The second misconception is the epistemological fallacy that more bytes yield more benefits. This is an example of what philosophers call a “category error.” Decisions are not based on raw data; they are based on relevant information. And data volume is at best a rough proxy for the value and relevance of the underlying information.
…It is hard to overstate the importance of Meehl’s “practical conclusion” in an age of cheap computing power and open-source statistical analysis software. Decision-making is central to all aspects of business, public administration, medicine, and education. Meehl’s lesson—routinely echoed in case studies ranging from baseball scouting to evidence-based medicine to university admissions—is that in virtually any domain, statistical analysis can be used to drive better expert decisions. The reason has nothing to do with data volume and everything to do with human psychology.
…But none of this bursts the big data bubble entirely. Once again the realm of “people analytics” applied to professional sports provides a bellwether example. Sports analytics has rapidly evolved in the decade since Moneyball appeared. For example, the National Basketball Association employs player tracking software that feeds real time data into proprietary software so that the data can be analyzed to assess player and team performance.

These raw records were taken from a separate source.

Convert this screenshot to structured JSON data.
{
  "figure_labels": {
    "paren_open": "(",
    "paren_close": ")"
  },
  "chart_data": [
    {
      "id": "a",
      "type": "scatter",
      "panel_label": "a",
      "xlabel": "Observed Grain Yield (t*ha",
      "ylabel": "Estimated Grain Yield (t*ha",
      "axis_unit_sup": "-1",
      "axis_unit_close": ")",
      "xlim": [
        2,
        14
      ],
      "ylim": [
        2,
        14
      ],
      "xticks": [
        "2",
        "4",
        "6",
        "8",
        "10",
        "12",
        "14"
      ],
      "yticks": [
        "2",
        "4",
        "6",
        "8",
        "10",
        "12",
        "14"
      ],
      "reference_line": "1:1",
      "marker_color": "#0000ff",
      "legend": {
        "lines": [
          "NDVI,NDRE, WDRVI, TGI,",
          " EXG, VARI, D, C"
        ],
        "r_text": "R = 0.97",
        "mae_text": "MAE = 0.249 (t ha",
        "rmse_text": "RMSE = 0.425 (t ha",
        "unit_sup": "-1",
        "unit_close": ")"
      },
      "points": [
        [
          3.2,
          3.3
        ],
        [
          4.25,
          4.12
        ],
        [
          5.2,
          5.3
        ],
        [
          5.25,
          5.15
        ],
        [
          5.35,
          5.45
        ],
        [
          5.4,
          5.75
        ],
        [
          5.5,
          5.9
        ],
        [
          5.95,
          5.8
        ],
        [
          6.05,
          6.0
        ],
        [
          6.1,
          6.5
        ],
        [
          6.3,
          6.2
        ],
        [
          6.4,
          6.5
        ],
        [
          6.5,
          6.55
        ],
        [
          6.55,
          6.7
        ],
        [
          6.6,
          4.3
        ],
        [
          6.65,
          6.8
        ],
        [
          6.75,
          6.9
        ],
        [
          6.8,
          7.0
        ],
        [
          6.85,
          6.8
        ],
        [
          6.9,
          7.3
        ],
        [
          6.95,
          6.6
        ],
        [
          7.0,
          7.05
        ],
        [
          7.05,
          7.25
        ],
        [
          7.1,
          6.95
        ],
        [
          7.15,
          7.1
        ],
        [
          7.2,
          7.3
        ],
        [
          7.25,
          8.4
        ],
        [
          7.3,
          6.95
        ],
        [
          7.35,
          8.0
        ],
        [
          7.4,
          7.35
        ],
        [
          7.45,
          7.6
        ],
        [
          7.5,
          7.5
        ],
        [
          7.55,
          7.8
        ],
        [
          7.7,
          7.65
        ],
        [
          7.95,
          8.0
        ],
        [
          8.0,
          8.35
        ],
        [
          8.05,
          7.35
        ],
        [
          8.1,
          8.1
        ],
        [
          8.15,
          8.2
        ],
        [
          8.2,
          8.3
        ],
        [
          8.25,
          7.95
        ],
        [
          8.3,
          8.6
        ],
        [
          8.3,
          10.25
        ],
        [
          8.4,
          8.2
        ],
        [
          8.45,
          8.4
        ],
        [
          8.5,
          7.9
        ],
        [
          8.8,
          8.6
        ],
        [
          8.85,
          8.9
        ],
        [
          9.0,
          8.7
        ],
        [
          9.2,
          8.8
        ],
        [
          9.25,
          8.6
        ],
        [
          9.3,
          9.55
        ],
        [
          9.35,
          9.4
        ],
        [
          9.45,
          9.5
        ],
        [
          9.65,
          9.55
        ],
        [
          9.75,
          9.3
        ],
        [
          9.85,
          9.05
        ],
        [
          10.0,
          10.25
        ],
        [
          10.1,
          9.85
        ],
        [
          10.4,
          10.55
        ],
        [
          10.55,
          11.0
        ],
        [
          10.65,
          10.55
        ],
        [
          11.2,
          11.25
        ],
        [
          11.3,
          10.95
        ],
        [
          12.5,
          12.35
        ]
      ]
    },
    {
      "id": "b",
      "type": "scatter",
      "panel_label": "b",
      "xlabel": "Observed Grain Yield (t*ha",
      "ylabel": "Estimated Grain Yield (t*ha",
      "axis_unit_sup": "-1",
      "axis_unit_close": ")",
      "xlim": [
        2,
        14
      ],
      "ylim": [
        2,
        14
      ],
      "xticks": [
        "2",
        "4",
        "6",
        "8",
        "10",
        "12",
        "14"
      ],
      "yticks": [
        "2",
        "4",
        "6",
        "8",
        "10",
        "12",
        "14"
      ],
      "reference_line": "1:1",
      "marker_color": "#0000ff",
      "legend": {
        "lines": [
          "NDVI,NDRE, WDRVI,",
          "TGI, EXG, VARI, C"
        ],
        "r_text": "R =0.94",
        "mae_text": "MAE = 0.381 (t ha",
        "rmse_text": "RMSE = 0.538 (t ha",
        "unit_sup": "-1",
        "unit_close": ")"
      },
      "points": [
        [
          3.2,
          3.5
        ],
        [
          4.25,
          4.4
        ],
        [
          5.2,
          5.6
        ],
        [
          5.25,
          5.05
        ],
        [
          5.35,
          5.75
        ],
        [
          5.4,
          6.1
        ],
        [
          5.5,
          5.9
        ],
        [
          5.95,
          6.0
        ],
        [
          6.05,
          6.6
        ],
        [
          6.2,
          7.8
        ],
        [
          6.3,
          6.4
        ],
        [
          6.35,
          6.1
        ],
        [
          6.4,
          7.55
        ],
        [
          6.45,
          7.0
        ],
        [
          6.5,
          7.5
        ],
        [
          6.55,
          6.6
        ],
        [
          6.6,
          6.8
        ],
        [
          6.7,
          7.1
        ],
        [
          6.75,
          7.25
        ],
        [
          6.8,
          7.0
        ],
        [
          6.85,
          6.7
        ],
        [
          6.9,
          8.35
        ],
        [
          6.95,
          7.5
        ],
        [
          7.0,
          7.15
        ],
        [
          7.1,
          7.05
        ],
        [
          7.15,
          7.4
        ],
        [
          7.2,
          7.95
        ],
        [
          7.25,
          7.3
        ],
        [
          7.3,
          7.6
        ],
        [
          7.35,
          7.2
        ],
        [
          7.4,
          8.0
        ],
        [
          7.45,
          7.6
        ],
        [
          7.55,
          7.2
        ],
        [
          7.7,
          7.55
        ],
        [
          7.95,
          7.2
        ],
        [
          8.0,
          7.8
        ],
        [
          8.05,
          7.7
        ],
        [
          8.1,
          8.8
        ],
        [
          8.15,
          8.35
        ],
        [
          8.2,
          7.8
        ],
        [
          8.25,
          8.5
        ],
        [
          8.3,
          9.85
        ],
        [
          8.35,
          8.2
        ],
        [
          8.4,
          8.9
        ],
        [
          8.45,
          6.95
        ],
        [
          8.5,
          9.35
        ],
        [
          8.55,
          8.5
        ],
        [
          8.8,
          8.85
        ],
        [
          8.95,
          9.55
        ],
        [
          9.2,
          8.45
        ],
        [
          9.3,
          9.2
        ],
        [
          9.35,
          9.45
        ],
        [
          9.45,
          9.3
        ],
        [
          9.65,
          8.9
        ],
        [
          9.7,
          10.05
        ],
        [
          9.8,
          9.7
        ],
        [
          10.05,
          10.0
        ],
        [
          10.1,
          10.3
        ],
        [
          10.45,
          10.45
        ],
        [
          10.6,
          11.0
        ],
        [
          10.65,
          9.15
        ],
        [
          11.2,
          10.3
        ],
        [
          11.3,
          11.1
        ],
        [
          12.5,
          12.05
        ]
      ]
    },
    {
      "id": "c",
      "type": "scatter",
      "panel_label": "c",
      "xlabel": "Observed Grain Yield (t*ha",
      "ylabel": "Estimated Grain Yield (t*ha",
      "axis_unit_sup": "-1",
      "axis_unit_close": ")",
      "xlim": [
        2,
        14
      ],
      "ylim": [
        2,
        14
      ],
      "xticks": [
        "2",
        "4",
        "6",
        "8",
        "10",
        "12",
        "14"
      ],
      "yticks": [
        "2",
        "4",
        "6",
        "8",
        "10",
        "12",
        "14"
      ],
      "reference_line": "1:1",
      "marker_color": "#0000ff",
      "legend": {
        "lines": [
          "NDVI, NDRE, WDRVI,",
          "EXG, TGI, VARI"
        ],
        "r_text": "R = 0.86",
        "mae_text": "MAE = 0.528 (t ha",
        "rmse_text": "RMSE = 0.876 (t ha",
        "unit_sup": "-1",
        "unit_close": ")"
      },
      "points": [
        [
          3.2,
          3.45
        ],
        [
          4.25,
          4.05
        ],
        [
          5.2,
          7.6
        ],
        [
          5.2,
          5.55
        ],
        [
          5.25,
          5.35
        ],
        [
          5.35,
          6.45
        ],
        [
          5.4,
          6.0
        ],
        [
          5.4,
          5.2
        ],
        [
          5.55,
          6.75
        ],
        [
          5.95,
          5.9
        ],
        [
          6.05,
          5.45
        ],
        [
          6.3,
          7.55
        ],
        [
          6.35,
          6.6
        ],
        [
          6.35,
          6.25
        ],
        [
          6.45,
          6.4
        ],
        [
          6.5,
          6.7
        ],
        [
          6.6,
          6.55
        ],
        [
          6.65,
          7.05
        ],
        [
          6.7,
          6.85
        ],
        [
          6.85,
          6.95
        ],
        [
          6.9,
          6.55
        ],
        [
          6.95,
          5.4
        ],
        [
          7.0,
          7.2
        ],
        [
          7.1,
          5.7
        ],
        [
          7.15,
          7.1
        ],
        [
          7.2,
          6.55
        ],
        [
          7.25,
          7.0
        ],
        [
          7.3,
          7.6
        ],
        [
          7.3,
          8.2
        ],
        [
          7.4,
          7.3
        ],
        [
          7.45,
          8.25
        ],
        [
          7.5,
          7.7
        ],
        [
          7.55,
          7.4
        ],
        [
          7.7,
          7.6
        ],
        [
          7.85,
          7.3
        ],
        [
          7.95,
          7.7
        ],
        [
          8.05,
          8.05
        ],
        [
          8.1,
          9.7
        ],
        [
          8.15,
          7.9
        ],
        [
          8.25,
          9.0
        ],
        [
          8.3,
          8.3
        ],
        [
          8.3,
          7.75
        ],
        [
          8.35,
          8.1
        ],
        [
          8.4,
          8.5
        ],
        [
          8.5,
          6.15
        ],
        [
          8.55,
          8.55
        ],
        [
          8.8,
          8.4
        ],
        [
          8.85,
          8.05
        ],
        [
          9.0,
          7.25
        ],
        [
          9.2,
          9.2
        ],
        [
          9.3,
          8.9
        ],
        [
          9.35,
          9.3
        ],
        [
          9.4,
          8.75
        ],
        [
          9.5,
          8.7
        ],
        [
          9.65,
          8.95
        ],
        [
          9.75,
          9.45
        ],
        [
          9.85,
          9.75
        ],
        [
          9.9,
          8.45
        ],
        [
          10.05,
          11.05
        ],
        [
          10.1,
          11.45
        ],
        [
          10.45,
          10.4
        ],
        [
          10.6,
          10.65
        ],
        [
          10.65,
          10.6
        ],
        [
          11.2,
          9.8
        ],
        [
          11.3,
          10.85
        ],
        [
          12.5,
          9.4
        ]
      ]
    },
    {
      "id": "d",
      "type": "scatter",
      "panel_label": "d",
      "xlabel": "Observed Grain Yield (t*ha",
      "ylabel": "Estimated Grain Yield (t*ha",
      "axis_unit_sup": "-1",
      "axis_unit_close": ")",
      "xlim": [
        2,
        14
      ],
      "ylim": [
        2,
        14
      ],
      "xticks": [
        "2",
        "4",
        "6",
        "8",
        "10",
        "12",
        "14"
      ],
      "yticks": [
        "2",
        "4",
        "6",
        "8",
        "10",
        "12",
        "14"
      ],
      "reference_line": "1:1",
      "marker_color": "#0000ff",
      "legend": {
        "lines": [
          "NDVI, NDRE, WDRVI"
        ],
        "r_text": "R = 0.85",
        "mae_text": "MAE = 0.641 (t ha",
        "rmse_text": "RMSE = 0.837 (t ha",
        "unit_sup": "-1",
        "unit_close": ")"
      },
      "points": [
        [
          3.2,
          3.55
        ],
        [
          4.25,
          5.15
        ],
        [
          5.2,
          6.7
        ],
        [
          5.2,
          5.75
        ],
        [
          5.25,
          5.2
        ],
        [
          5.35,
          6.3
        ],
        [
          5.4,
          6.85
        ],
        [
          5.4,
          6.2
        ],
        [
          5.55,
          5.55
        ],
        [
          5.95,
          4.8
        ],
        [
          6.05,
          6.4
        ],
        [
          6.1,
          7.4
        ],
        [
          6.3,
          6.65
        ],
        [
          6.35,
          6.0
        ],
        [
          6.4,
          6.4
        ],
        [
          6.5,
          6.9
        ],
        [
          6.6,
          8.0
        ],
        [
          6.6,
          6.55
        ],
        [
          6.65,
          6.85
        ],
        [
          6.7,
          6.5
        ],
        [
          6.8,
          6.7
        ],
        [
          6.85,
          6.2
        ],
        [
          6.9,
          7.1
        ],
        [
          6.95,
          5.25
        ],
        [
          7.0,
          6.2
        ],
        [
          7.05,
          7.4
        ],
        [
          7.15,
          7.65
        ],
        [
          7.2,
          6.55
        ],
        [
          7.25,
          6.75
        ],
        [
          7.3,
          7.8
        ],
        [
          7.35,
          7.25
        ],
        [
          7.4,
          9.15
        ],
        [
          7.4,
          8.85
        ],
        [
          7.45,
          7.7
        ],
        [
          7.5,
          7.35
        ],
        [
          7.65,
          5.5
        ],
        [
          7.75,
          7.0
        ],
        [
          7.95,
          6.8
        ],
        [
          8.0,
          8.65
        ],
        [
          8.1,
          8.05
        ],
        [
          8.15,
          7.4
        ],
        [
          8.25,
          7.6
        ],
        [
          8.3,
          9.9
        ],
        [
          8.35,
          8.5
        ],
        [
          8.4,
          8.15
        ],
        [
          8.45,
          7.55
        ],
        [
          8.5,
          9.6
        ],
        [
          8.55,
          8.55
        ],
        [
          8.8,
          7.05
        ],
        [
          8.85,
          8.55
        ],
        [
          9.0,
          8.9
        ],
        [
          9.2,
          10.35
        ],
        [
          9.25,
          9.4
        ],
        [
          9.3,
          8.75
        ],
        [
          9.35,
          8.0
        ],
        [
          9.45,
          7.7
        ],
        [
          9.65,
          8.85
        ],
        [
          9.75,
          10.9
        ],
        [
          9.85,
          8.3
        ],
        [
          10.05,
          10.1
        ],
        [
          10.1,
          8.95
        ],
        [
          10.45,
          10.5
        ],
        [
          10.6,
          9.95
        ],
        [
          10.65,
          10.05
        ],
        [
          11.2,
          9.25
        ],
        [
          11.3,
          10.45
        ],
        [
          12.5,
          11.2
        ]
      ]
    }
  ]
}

Returning to William Gibson’s image, professional sports analytics is a domain where “the future is already here.”
Given the time and expense involved in gathering and using big data, it pays to ask when, why, and how big data yields commensurately big value. Discussions of the issue typically focus on various aspects of size or the questionable premise that big data means analyzing entire populations (“N=all” as one slogan has it), rather than mere samples. In reality, data volume, variety, and velocity is but one of many considerations. The paramount issue is gathering the right data that carries the most useful information for the problem at hand.
…We have told a two-part story to counter the two dogmas of big data. The first half of the story is the more straightforward: In domains ranging from the admissions office to the emergency room to the baseball diamond, measurably improved decisions will likely more often than not result from a disciplined, analytically-driven use of uncontroversial, currently available data sources. While more data often enables better predictions, it is not necessary for organizations to master “big data” in order to realize near-term economic benefits. Behavioral science teaches us that this has as much to do with the idiosyncrasies of human cognition as with the power of data and statistics.